Près de 6 managers sur 10 se sentent démunis après une promotion « par accident », selon la dernière étude du cabinet Robert Walters. Si cette situation peut paraître cocasse, « c’est plus fréquent qu’on ne le pense et cela concerne tous les secteurs », assure Éric Dejean-Servières, directeur général de Préventica, plateforme et salon spécialisés dans la santé, la sécurité et la qualité de vie au travail (QVT). « Cela arrive lorsqu’une entreprise peine à remplacer, ou doit remplacer dans l’urgence, un manager sur le départ. L’un de ses collaborateurs, souvent le plus compétent de l’équipe, prend sa place et se retrouve soudainement à devoir gérer des responsabilités et une équipe. Or, il ne sait pas forcément manager. Souvent, le temporaire devient définitif. »
Cette arrivée soudaine à la tête d’un projet ou d’une équipe peut se dérouler dans de bonnes conditions, ou pas ! « Nous ne pouvons jamais savoir à l’avance si le nouveau manager va être à l’aise avec ses nouvelles fonctions. Mais, dans tous les cas, ce n’est pas optimal, car une prise de poste se prépare. » L’impréparation peut conduire à la frustration (voire au mal-être) du néo-manager. Conséquence ? « Le manager en souffrance prend de mauvaises décisions, ne communique pas bien auprès de ses équipes. Les relations humaines se compliquent au quotidien.
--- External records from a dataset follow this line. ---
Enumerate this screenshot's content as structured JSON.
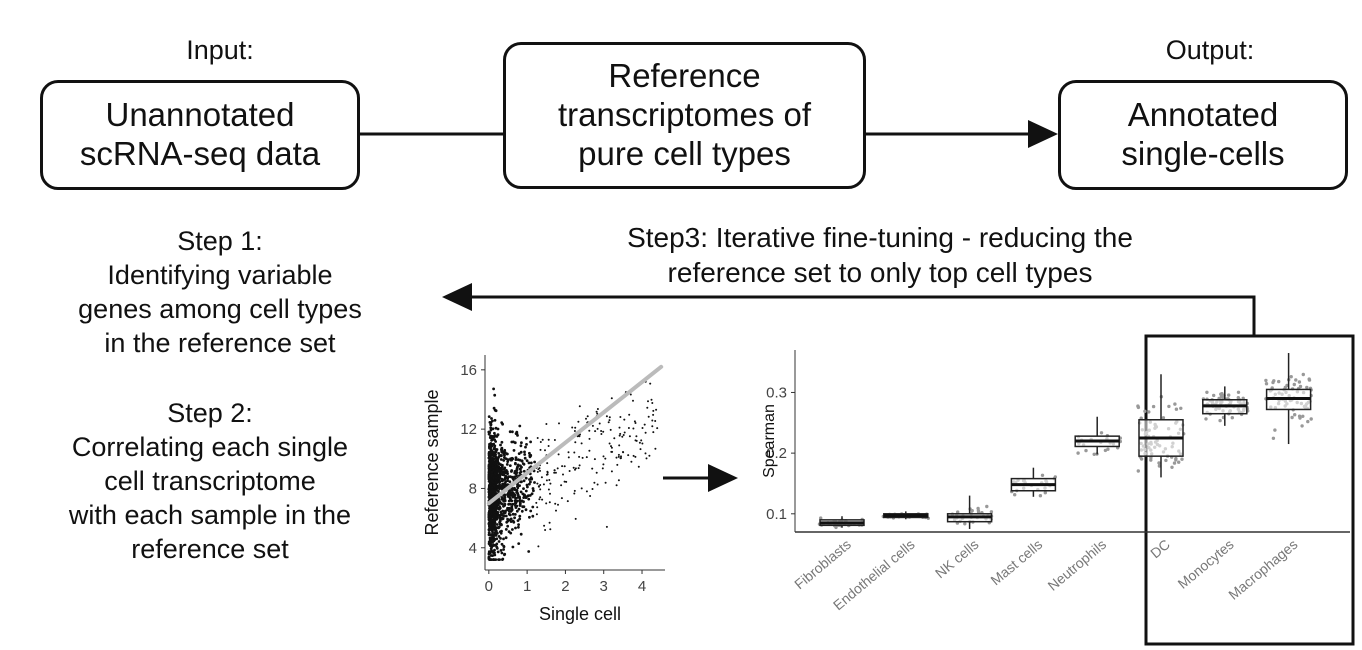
{
  "top": {
    "input_label": "Input:",
    "output_label": "Output:",
    "input_box": [
      "Unannotated",
      "scRNA-seq data"
    ],
    "reference_box": [
      "Reference",
      "transcriptomes of",
      "pure cell types"
    ],
    "output_box": [
      "Annotated",
      "single-cells"
    ]
  },
  "step1": {
    "title": "Step 1:",
    "lines": [
      "Identifying variable",
      "genes among cell types",
      "in the reference set"
    ]
  },
  "step2": {
    "title": "Step 2:",
    "lines": [
      "Correlating each single",
      "cell transcriptome",
      "with each sample in the",
      "reference set"
    ]
  },
  "step3": {
    "lines": [
      "Step3: Iterative fine-tuning - reducing the",
      "reference set to only top cell types"
    ]
  },
  "chart_data": [
    {
      "type": "scatter",
      "xlabel": "Single cell",
      "ylabel": "Reference sample",
      "xticks": [
        "0",
        "1",
        "2",
        "3",
        "4"
      ],
      "yticks": [
        "4",
        "8",
        "12",
        "16"
      ],
      "xlim": [
        -0.1,
        4.6
      ],
      "ylim": [
        2.5,
        17
      ],
      "trend_line": {
        "x": [
          0,
          4.5
        ],
        "y": [
          7.0,
          16.2
        ]
      },
      "point_color": "#111111",
      "line_color": "#bbbbbb"
    },
    {
      "type": "box",
      "ylabel": "Spearman",
      "yticks": [
        "0.1",
        "0.2",
        "0.3"
      ],
      "ylim": [
        0.07,
        0.37
      ],
      "categories": [
        "Fibroblasts",
        "Endothelial cells",
        "NK cells",
        "Mast cells",
        "Neutrophils",
        "DC",
        "Monocytes",
        "Macrophages"
      ],
      "medians": [
        0.085,
        0.097,
        0.095,
        0.148,
        0.22,
        0.225,
        0.278,
        0.29
      ],
      "q1": [
        0.081,
        0.094,
        0.087,
        0.138,
        0.211,
        0.195,
        0.265,
        0.272
      ],
      "q3": [
        0.09,
        0.1,
        0.1,
        0.158,
        0.228,
        0.255,
        0.288,
        0.305
      ],
      "whisker_low": [
        0.077,
        0.091,
        0.075,
        0.128,
        0.198,
        0.16,
        0.245,
        0.215
      ],
      "whisker_high": [
        0.096,
        0.104,
        0.13,
        0.176,
        0.26,
        0.33,
        0.31,
        0.365
      ],
      "highlighted_categories": [
        "DC",
        "Monocytes",
        "Macrophages"
      ]
    }
  ]
}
L’environnement de travail devient toxique. »
En cela, c’est l’ensemble de l’équipe qui se retrouve entraîner dans son sillage négatif : « Ses collaborateurs sont dans l’incompréhension, en raison de directives contradictoires, voire ressentent une grande frustration. Ils émettent des résistances et des critiques à l’égard du manager. Ils ne sont plus en mesure d’appliquer correctement les consignes. En cascade, les résultats ne seront pas conformes aux attentes de l’entreprise, ce qui entraînera une baisse de productivité. La santé mentale de tout le monde en sera affectée », dit-il.
Reconnaissance et formation
Afin d’éviter que le manager soit à l’origine de problèmes qui n’existaient pas avant, ou, a minima, qu’il n’aggrave pas les problèmes existants : des solutions existent. D’après le dirigeant de Préventica, le responsable du manager peut faire l’annonce de sa nomination de vive voix ou par mail afin d’officialiser sa prise de poste auprès des équipes, et ainsi « lui donner un forme de légitimité hiérarchique », indique Éric Dejean-Servières. Il peut se tourner vers les services RH pour faire modifier son statut, augmenter son salaire, et lui proposer des formations. « Cela contribuera à accroître fortement sa motivation », ajoute-t-il.
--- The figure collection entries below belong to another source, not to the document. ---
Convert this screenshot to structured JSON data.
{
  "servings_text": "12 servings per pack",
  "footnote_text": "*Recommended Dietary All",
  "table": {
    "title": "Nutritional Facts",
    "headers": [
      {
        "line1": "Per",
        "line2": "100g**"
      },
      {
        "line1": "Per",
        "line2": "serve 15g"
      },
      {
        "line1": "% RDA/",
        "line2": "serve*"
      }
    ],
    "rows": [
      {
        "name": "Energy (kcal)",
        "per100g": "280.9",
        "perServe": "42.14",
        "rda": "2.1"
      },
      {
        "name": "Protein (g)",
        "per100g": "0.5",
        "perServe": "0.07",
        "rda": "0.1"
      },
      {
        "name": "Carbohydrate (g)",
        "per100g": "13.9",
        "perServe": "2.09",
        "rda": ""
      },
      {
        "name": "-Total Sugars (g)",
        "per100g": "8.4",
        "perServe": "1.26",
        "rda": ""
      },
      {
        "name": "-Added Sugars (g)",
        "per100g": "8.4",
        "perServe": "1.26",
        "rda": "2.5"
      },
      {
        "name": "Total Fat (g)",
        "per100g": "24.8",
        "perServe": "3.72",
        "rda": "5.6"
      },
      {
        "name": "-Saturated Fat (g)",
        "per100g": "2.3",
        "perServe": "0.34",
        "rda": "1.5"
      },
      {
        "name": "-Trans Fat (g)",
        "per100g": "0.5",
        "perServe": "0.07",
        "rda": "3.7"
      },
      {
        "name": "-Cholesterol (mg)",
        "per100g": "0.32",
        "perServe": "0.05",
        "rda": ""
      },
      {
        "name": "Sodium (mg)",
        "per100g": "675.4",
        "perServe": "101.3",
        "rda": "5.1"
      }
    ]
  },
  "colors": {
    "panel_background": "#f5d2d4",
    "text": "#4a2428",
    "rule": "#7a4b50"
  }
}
De son côté, le manager « par accident » peut instaurer un nouveau cadre de travail avec ses équipes dans le but de « repartir de zéro », poursuit-il. Pour ce faire, il lui suffit de mettre tout le monde autour de la table afin de se présenter plus personnellement, communiquer sur la situation, répondre à leurs interrogations, les sonder sur leurs envies professionnelles, fixer des objectifs. En d’autres termes ? Trouver un consensus autour de l’organisation de travail. « L’idée est de tout co-construire pour avancer ensemble », résume-t-il.
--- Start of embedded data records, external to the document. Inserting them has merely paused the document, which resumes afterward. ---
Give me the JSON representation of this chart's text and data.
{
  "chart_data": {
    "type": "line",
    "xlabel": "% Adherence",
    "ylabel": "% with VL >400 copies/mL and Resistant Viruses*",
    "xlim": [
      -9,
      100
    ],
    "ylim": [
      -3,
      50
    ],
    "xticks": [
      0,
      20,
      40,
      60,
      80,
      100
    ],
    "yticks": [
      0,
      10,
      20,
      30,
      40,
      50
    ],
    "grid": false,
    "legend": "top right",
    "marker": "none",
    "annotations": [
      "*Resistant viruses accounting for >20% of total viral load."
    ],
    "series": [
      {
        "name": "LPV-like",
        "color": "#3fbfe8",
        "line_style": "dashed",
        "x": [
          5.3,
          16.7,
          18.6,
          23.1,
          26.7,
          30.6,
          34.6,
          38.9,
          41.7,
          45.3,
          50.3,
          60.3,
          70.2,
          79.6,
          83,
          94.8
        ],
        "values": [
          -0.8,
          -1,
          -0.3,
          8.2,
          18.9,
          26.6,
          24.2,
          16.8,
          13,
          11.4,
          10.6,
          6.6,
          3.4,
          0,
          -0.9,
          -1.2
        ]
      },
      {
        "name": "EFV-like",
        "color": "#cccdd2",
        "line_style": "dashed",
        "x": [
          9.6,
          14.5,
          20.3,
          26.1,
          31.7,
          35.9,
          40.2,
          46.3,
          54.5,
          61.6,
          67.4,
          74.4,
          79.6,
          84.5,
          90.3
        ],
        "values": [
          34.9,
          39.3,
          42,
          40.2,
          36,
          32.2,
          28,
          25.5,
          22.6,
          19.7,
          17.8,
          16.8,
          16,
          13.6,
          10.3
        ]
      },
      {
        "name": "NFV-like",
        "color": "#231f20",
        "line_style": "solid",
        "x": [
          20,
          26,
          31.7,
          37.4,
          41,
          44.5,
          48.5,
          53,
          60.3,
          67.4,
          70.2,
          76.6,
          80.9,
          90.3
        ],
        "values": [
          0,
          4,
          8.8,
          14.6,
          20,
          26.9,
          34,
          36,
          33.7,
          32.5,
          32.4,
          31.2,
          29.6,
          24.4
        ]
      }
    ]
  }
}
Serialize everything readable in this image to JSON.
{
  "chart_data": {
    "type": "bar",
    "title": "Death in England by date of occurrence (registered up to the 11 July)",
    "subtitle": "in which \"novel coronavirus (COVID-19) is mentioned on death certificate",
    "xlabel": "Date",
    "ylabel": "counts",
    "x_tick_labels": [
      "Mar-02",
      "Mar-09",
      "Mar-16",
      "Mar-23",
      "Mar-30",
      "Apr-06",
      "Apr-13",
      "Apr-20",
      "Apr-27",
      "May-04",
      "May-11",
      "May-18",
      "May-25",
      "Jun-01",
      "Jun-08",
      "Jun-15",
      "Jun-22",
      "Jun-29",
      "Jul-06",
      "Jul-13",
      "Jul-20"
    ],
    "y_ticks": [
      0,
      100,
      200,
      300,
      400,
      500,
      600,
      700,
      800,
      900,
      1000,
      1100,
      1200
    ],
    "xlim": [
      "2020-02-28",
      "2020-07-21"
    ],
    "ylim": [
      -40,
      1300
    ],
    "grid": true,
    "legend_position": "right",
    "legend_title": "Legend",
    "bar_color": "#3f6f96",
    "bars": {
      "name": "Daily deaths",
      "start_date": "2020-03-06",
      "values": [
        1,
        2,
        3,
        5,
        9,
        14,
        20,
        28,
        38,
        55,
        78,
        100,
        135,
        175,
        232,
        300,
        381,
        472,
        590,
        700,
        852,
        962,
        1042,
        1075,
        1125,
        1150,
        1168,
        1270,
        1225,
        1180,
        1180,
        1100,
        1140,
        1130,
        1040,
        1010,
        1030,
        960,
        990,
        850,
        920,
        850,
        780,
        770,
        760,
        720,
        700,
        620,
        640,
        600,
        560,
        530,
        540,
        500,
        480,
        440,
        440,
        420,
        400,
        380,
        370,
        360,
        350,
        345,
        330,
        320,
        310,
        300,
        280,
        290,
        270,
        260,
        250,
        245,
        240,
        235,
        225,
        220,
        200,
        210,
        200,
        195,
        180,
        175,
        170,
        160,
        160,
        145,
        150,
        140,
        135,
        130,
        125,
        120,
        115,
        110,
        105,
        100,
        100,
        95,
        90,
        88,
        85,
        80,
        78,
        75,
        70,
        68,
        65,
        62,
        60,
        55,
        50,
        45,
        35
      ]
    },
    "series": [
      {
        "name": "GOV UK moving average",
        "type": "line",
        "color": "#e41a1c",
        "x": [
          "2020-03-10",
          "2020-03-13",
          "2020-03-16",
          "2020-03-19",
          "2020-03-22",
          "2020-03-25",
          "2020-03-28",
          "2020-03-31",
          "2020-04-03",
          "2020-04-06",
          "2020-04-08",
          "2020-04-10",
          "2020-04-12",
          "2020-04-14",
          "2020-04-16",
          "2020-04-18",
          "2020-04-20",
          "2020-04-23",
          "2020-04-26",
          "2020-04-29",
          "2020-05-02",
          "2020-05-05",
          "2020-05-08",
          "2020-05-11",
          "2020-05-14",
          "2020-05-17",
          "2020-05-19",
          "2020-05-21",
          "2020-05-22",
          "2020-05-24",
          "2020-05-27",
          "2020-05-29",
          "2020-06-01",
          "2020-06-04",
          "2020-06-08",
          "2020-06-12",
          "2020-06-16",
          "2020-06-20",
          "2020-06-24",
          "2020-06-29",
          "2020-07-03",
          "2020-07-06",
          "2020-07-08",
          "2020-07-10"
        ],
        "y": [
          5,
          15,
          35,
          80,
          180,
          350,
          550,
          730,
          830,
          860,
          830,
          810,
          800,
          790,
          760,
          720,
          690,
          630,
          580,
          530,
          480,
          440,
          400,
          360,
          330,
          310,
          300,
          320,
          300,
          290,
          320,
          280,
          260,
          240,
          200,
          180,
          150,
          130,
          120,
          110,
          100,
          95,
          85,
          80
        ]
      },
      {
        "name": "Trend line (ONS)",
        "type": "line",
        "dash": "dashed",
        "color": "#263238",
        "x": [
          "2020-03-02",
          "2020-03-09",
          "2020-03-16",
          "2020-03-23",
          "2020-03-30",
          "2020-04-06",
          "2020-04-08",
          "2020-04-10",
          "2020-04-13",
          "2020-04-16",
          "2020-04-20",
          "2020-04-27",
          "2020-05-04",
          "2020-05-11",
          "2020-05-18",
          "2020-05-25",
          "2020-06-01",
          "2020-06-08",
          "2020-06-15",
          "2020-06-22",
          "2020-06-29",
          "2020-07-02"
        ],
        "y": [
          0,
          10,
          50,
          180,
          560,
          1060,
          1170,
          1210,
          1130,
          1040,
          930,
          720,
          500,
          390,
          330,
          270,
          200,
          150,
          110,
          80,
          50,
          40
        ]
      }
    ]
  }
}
Enfin, pour que ce nouveau départ soit une réussite, la condition sine qua non est de mettre en place des relations bienveillantes et de confiance mutuelle : « Le manager a tout à gagner à être bienveillant avec ses équipes, et les équipes, bienveillantes avec leur nouveau manager. Ils doivent s’écouter et s’entraider pour continuer à performer dans un contexte momentanément déstabilisé et déstabilisant », termine le DG.